Kozyworld
This collaboration between dancer Julie Nathanielsz and poet Margit Galanter employed fabric to explore human shape and contact
Reviewed by Jonelle Seitz, Fri., June 10, 2016
The first subsection in the Wikipedia entry on "Satiric misspelling" is "k replacing c," as in "Amerika." In The New Republic, a writer named Chloe argues that the Kardashians have made a joke of her name and others, since the letter k is inherently funny and makes a mockery of c. It's true, in my experience: The credibility-busting letter swap (and my editorial pride) almost cost me a great deal on the family Honda from Leander Trux n Karz. The k in Kozyworld, a performance by dancer-choreographer Julie Nathanielsz and dance poet Margit Galanter, suggests that the physical comfort explored within it is fabricated – it's an unauthorized, perhaps subversive, copy.
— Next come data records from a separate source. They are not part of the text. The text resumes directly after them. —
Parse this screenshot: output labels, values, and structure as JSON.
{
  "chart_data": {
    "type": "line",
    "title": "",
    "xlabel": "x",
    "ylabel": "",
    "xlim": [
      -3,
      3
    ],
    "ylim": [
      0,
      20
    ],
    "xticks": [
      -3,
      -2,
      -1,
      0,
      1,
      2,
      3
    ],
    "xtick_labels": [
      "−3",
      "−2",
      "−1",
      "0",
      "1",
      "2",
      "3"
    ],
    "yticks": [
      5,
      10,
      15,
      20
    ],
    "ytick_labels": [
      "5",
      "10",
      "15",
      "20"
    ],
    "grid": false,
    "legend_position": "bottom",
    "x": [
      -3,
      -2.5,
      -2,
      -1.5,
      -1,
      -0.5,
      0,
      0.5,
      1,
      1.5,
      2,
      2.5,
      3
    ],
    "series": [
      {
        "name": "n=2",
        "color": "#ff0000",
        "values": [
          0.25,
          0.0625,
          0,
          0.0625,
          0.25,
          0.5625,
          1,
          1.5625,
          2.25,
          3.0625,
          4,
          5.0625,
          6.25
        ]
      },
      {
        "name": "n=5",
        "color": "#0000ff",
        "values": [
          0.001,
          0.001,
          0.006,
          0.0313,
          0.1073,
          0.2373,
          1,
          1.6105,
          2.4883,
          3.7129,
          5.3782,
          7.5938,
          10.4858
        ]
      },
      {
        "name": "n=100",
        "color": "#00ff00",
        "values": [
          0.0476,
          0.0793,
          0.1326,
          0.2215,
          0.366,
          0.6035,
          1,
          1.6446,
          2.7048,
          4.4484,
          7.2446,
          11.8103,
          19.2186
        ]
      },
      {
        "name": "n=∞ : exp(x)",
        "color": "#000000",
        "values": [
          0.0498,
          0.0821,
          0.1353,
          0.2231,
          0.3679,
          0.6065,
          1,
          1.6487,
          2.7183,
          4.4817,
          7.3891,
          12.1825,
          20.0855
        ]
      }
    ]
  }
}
The work, presented by Nathanielsz's organization, the Meeting Point, was the culmination of a collaboration between Nathanielsz and Galanter (from Oakland, Calif.) that began at an art residency in rural New York and included workshops held in Austin in May. In a beautiful backyard studio lined with windows, with one corner filled in by an audience of perhaps 20, Nathanielsz and Galanter shape-shifted and formed sculptures beneath pastel-patterned bedsheets. A result was meditation on human-fabric relations: In what ways do we augment ourselves and others with cloth? We cover, swaddle, bind, shuffle; it drapes, whips, protects, restricts. Another element, a rolled-up spiked-foam mattress pad, changed recognizably human shapes into absurd creatures, toothed and large-beaked. Its syntheticness was a foil by which to gauge the surrounding materials: the wood floor, gallery-white walls, vegetation outside the windows, and fabric sheets (by the end of the section, I had pegged one as 100% cotton and the other as a polyester blend).
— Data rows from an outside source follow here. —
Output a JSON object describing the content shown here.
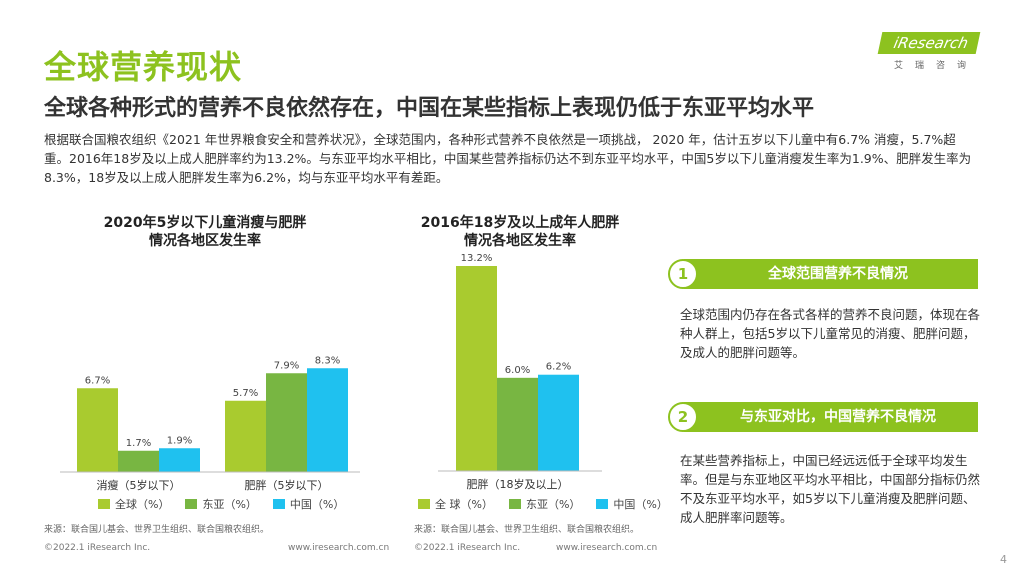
{
  "page": {
    "title": "全球营养现状",
    "subtitle": "全球各种形式的营养不良依然存在，中国在某些指标上表现仍低于东亚平均水平",
    "intro": "根据联合国粮农组织《2021 年世界粮食安全和营养状况》，全球范围内，各种形式营养不良依然是一项挑战， 2020 年，估计五岁以下儿童中有6.7% 消瘦，5.7%超重。2016年18岁及以上成人肥胖率约为13.2%。与东亚平均水平相比，中国某些营养指标仍达不到东亚平均水平，中国5岁以下儿童消瘦发生率为1.9%、肥胖发生率为8.3%，18岁及以上成人肥胖发生率为6.2%，均与东亚平均水平有差距。",
    "page_number": "4"
  },
  "logo": {
    "brand": "iResearch",
    "sub": "艾瑞咨询"
  },
  "colors": {
    "green_light": "#a9cb2f",
    "green_mid": "#78b642",
    "cyan": "#1fc1ef",
    "accent": "#8dc21f"
  },
  "chart_data": [
    {
      "type": "bar",
      "title_line1": "2020年5岁以下儿童消瘦与肥胖",
      "title_line2": "情况各地区发生率",
      "categories": [
        "消瘦（5岁以下）",
        "肥胖（5岁以下）"
      ],
      "series": [
        {
          "name": "全球（%）",
          "values": [
            6.7,
            5.7
          ],
          "labels": [
            "6.7%",
            "5.7%"
          ]
        },
        {
          "name": "东亚（%）",
          "values": [
            1.7,
            7.9
          ],
          "labels": [
            "1.7%",
            "7.9%"
          ]
        },
        {
          "name": "中国（%）",
          "values": [
            1.9,
            8.3
          ],
          "labels": [
            "1.9%",
            "8.3%"
          ]
        }
      ],
      "ylim": [
        0,
        10
      ]
    },
    {
      "type": "bar",
      "title_line1": "2016年18岁及以上成年人肥胖",
      "title_line2": "情况各地区发生率",
      "categories": [
        "肥胖（18岁及以上）"
      ],
      "series": [
        {
          "name": "全 球（%）",
          "values": [
            13.2
          ],
          "labels": [
            "13.2%"
          ]
        },
        {
          "name": "东亚（%）",
          "values": [
            6.0
          ],
          "labels": [
            "6.0%"
          ]
        },
        {
          "name": "中国（%）",
          "values": [
            6.2
          ],
          "labels": [
            "6.2%"
          ]
        }
      ],
      "ylim": [
        0,
        13.2
      ]
    }
  ],
  "sources": {
    "left": "来源：联合国儿基会、世界卫生组织、联合国粮农组织。",
    "right": "来源：联合国儿基会、世界卫生组织、联合国粮农组织。"
  },
  "footer": {
    "copyright_left": "©2022.1 iResearch Inc.",
    "url_left": "www.iresearch.com.cn",
    "copyright_right": "©2022.1 iResearch Inc.",
    "url_right": "www.iresearch.com.cn"
  },
  "panels": [
    {
      "number": "1",
      "label": "全球范围营养不良情况",
      "text": "全球范围内仍存在各式各样的营养不良问题，体现在各种人群上，包括5岁以下儿童常见的消瘦、肥胖问题，及成人的肥胖问题等。"
    },
    {
      "number": "2",
      "label": "与东亚对比，中国营养不良情况",
      "text": "在某些营养指标上，中国已经远远低于全球平均发生率。但是与东亚地区平均水平相比，中国部分指标仍然不及东亚平均水平，如5岁以下儿童消瘦及肥胖问题、成人肥胖率问题等。"
    }
  ]
}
A gentle alarm sounded, signaling the end of the dream state. The many windows were methodically covered, and a video projection showed the waking world in three panels: a flip book showing how to assemble an Eames chair, clouds floating above evergreen trees, a hillside creek. But video editor Erika Mijlin had put them on a forward-backward loop: Which was real? For the final section, the performers re-emerged, sans sheets, and slipped into matching red one-pieces resembling toddlers' playsuits, designed by Sarah Lankenau. Casting shadows on the walls around them, the performers explored but stuck close together. They seemed to predate, or be culturally outside of, competitive dressing: Uniformity, here, was reciprocal with friendship.
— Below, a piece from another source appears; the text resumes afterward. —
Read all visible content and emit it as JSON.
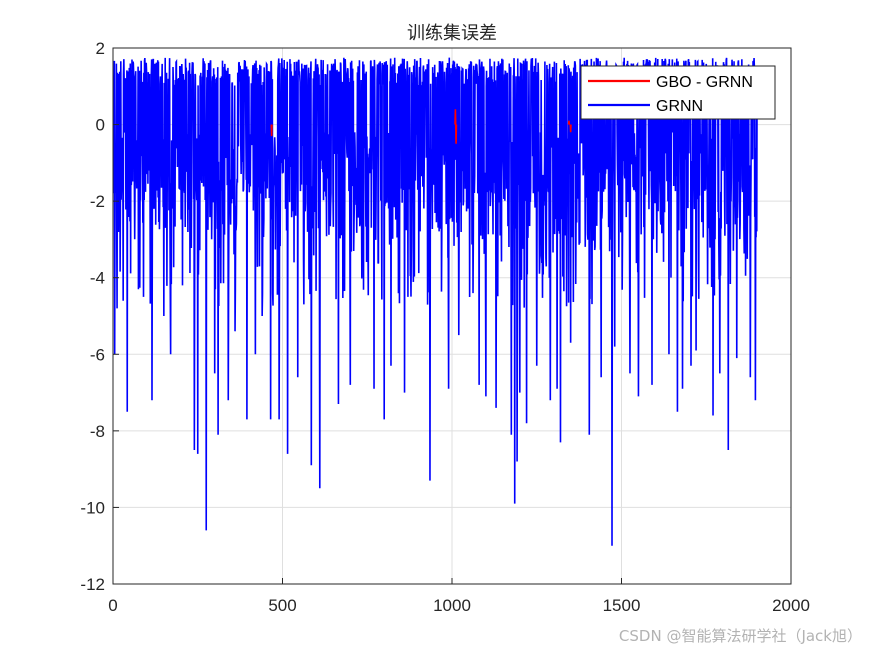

After the work, Nathanielsz invited the audience to "linger." I bolted (I prefer not to discuss performances so immediately) and was caught in a downpour before I reached the street. Glancing back at the studio, I could see, aglow through the windows, that members of the audience had stretched out on the floor to chat. What began with a k had, through practice, process, and spectacle, softened into c.